The plaintiff, the owner of about ten blocks of land at Brighton by the Sea, developed the same by erecting thereon about 300 *727dwellings, the greater number of which it has sold, while retaining a portion. Upon the property so sold it has taken back mortgages amounting to upwards of $500,000. The deeds, including one to defendant Minnie Rivkin, contain covenants restricting the character of the buildings to be erected upon the land to dwelling houses for one family only, and contain a provision that the purchaser “ will not carry on or cause or permit to be carried on, any trade or business whatsoever upon any part of said premises.” The covenants contained a provision that they should rim with the land until January 31, 1930, when they should cease, and reserved to the plaintiff, grantor, the right to alter, modify or annul at any time such covenants and restrictions by agreement with the then owner of the premises, and further provided that nothing should be construed to impose any obligation upon the plaintiff to restrict in any manner any other property shown upon the map or thereafter owned by the plaintiff.
The covenant, interpreted in the light of the character and extent of the tract of land to which it was applied, was evidently exacted for the benefit and protection of contiguous or neighboring land which the owner retained. There was no uniform plan of development under beneficial restrictions, enforcible by any grantee as against any other. The provisions reserving to the grantor control over the restrictions prevented any mutuality of covenant and consideration between the grantees, and marked the covenant as being for the benefit of the grantor. It belongs to the second class of covenants mentioned by Judge Werner in Korn v. Campbell (192 N. Y. 490). There is no doubt that such a covenant is within the competency of the parties to the grant, but'the question is, whether a case is presented by the record in which an injunction pendente lite should issue.

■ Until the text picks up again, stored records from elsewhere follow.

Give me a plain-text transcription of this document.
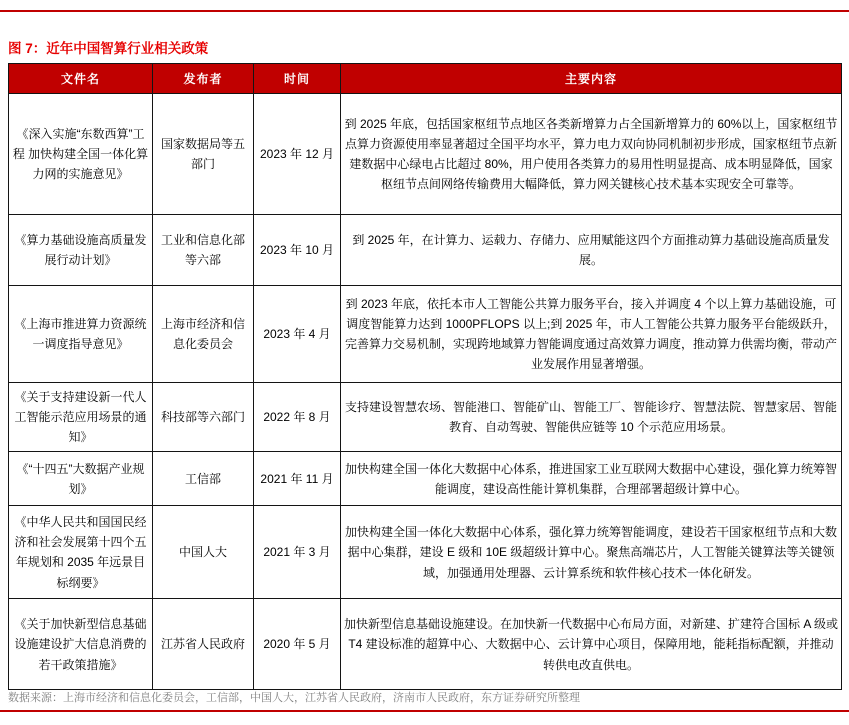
图 7：近年中国智算行业相关政策
文件名	发布者	时间	主要内容
《深入实施“东数西算”工程 加快构建全国一体化算力网的实施意见》	国家数据局等五部门	2023 年 12 月	到 2025 年底，包括国家枢纽节点地区各类新增算力占全国新增算力的 60%以上，国家枢纽节点算力资源使用率显著超过全国平均水平，算力电力双向协同机制初步形成，国家枢纽节点新建数据中心绿电占比超过 80%，用户使用各类算力的易用性明显提高、成本明显降低，国家枢纽节点间网络传输费用大幅降低，算力网关键核心技术基本实现安全可靠等。
《算力基础设施高质量发展行动计划》	工业和信息化部等六部	2023 年 10 月	到 2025 年，在计算力、运载力、存储力、应用赋能这四个方面推动算力基础设施高质量发展。
《上海市推进算力资源统一调度指导意见》	上海市经济和信息化委员会	2023 年 4 月	到 2023 年底，依托本市人工智能公共算力服务平台，接入并调度 4 个以上算力基础设施，可调度智能算力达到 1000PFLOPS 以上;到 2025 年，市人工智能公共算力服务平台能级跃升，完善算力交易机制，实现跨地域算力智能调度通过高效算力调度，推动算力供需均衡，带动产业发展作用显著增强。
《关于支持建设新一代人工智能示范应用场景的通知》	科技部等六部门	2022 年 8 月	支持建设智慧农场、智能港口、智能矿山、智能工厂、智能诊疗、智慧法院、智慧家居、智能教育、自动驾驶、智能供应链等 10 个示范应用场景。
《“十四五”大数据产业规划》	工信部	2021 年 11 月	加快构建全国一体化大数据中心体系，推进国家工业互联网大数据中心建设，强化算力统筹智能调度，建设高性能计算机集群，合理部署超级计算中心。
《中华人民共和国国民经济和社会发展第十四个五年规划和 2035 年远景目标纲要》	中国人大	2021 年 3 月	加快构建全国一体化大数据中心体系，强化算力统筹智能调度，建设若干国家枢纽节点和大数据中心集群，建设 E 级和 10E 级超级计算中心。聚焦高端芯片，人工智能关键算法等关键领域，加强通用处理器、云计算系统和软件核心技术一体化研发。
《关于加快新型信息基础设施建设扩大信息消费的若干政策措施》	江苏省人民政府	2020 年 5 月	加快新型信息基础设施建设。在加快新一代数据中心布局方面，对新建、扩建符合国标 A 级或 T4 建设标准的超算中心、大数据中心、云计算中心项目，保障用地，能耗指标配额，并推动转供电改直供电。
数据来源：上海市经济和信息化委员会，工信部，中国人大，江苏省人民政府，济南市人民政府，东方证券研究所整理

The defendant Minnie Rivkin is the owner of property on East Fourth street, 100 feet from Brighton Beach avenue. The deeds to the property abutting on Brighton Beach avenue permit the use of such property for business purposes, and in several instances the plaintiff has made agreements with the owner of certain of the parcels waiving, limiting and modifying the restrictions thereon.
There is no evidence showing the relation of any property still owned by the plaintiff, or upon which the plaintiff holds mortgages, to the property owned by the defendant.
The right to a decree of specific performance of a covenant of real property rests in the discretion of a court of equity. (Trustees of Columbia College v. Thacker, 87 N. Y. 311.) In the case before us the plaintiff reserved the right, not only to grant any portion of the land free from the covenants and restrictions, but to make any *728agreement with any owner of any parcel to relieve such parcel from the restrictions altogether. It may do this for any reason which moves it, and so may utterly destroy the uniform scheme of building which, it is suggested, the covenants were exacted to secure. Having sold the property to defendant, the plaintiff claims the right to tie the defendant’s hands in the use of the property and to grant to the owners of adjacent property the use free and discharged from any restrictions whatever. In Sohns v. Beavis (200 N. Y. 274) Judge Vann, speaking of such a covenant, uses the following words: “A restrictive covenant of this kind would enable the original grantor to hold every one of its grantees and their grantees at its mercy. They would be bound and helpless, while it would be in a position to exact and extort. After the tract had been well built up with beautiful homes, unless the exactions of the company were complied with it could open any part of it to any kind of business from a livery stable to a saloon.” The decision in that case was upon the marketability of the title, but the statement of the possibilities of such a restriction is valuable as showing reasons which may well make a court of equity hesitate to tie up the defendant to the exact terms of the restrictions and leave the plaintiff at liberty to sell to neighbors of the defendant the right to use the property as they may see fit.
There is nothing in the record to show any special injury to the plaintiff from the use of defendant’s property for a real estate brokerage office. . There is nothing even which shows the relation-of the property still owned by the plaintiff to that of the defendant. There are no facts shown that are sufficient to induce the court, in my opinion, in advance of the trial, to enforce this covenant by. an injunction pendente lite. The question whether a court of equity should award its remedy by decreeing specific performance of the covenant, and an injunction, should be reserved to the trial of the action, when a full disclosure can be made of all the facts whereby the court may determine whether it is equitable and just that the injunction should be granted.
The order should be reversed on the law and facts, with ten dollars costs and disbursements, and the motion for an injunction denied, with ten dollars costs.
Rich, Kelly, Jaycox and Young, JJ., concur.
Order reversed on the law and facts, with ten dollars costs and disbursements, and motion for injunction denied, with ten dollars costs.